You need to have some courageous conversations with your spouse, and other family members and friends. You need to arm yourself with an environment that is supportive. That is one of the things we emphasise a lot in our programmes. We choose cohort-based programming (10 to 12 start-ups) because it enables entrepreneurs to learn from each other – and often they know much more than they think. Unlocking that learning is much more effective when part of a group. The group also creates a nice size of network for fellowship, and we have seen our entrepreneurs continue to meet socially [and] use each other to varying degrees as a sounding board or as a shoulder to cry on. I think that fellowship is really important because when you are an entrepreneur you can be really lonely because a lot of people around you simply don’t understand why you have chosen such a risky route.
Most enterprises here getting significant funding and attention are run by expatriates. How come?
There are two problems with that. One is analytical thinking is not part of the curriculum in the Kenyan education system. Students are just asked to do things [and] solve tasks – and I think that locks the way you think and use the full capacity of your brain. The European and North American school systems, on the other hand, prepare people to think critically, to think analytically [and] to absorb learning in a much more structured way.
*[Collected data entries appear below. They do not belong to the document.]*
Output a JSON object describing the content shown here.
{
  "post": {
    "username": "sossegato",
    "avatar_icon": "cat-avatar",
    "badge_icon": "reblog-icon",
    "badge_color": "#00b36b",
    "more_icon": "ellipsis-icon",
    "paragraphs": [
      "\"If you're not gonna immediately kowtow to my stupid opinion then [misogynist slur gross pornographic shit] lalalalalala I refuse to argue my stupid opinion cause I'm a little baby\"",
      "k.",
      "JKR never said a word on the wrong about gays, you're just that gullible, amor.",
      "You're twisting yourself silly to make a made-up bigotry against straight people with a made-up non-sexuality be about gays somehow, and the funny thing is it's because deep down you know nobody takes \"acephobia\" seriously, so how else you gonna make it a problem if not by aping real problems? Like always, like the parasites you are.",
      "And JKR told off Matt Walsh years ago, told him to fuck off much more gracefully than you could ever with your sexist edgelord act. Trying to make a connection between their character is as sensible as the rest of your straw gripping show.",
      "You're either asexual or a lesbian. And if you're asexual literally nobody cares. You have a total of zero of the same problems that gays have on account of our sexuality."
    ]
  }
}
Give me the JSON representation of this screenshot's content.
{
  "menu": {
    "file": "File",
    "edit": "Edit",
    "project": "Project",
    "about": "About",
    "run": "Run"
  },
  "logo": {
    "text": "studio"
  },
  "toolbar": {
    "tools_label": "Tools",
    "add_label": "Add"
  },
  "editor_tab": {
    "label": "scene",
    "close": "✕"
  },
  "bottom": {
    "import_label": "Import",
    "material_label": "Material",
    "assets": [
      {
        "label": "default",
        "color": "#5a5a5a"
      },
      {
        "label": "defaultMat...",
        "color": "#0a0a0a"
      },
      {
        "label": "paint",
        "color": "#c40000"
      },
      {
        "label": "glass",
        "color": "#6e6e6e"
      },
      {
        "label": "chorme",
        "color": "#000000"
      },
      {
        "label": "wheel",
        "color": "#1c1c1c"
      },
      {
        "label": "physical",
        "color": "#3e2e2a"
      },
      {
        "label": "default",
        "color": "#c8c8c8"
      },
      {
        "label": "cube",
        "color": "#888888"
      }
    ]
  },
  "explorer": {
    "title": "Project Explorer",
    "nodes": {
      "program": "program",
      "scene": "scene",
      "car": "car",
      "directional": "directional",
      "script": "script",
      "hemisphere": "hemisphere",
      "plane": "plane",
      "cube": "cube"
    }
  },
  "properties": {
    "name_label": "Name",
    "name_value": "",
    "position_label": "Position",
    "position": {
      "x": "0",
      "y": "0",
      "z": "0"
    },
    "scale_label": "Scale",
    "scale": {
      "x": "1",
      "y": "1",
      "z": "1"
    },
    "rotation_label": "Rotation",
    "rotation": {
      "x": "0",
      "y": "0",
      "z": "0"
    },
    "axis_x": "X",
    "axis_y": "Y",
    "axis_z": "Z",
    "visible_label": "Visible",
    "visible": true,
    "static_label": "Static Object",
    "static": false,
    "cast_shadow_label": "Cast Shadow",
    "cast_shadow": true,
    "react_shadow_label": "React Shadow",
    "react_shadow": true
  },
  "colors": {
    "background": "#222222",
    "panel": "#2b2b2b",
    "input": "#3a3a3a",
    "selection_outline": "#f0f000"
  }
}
The second thing is confidence. If you put an American entrepreneur and a Kenyan entrepreneur in the same room, with the Kenyan having ten times more experience than the American, quite often the American will speak with more confidence than the Kenyan. So if you are an investor sitting on the other side, who are you going to invest in? The one who sounds the most convincing.
Incidentally most of the money here is foreign money. So a lot of the people sitting and making the decisions can relate culturally to the people who are asking for the money. So if an American is asking an American for money, compared to a Kenyan asking an American for money, the American is 100 times more likely to get the money.
We need to start investing in our entrepreneurs, that absolutely is the solution to this. We have so much money in this country held by Kenyans. We need to start motivating Kenyans to invest in our entrepreneurs.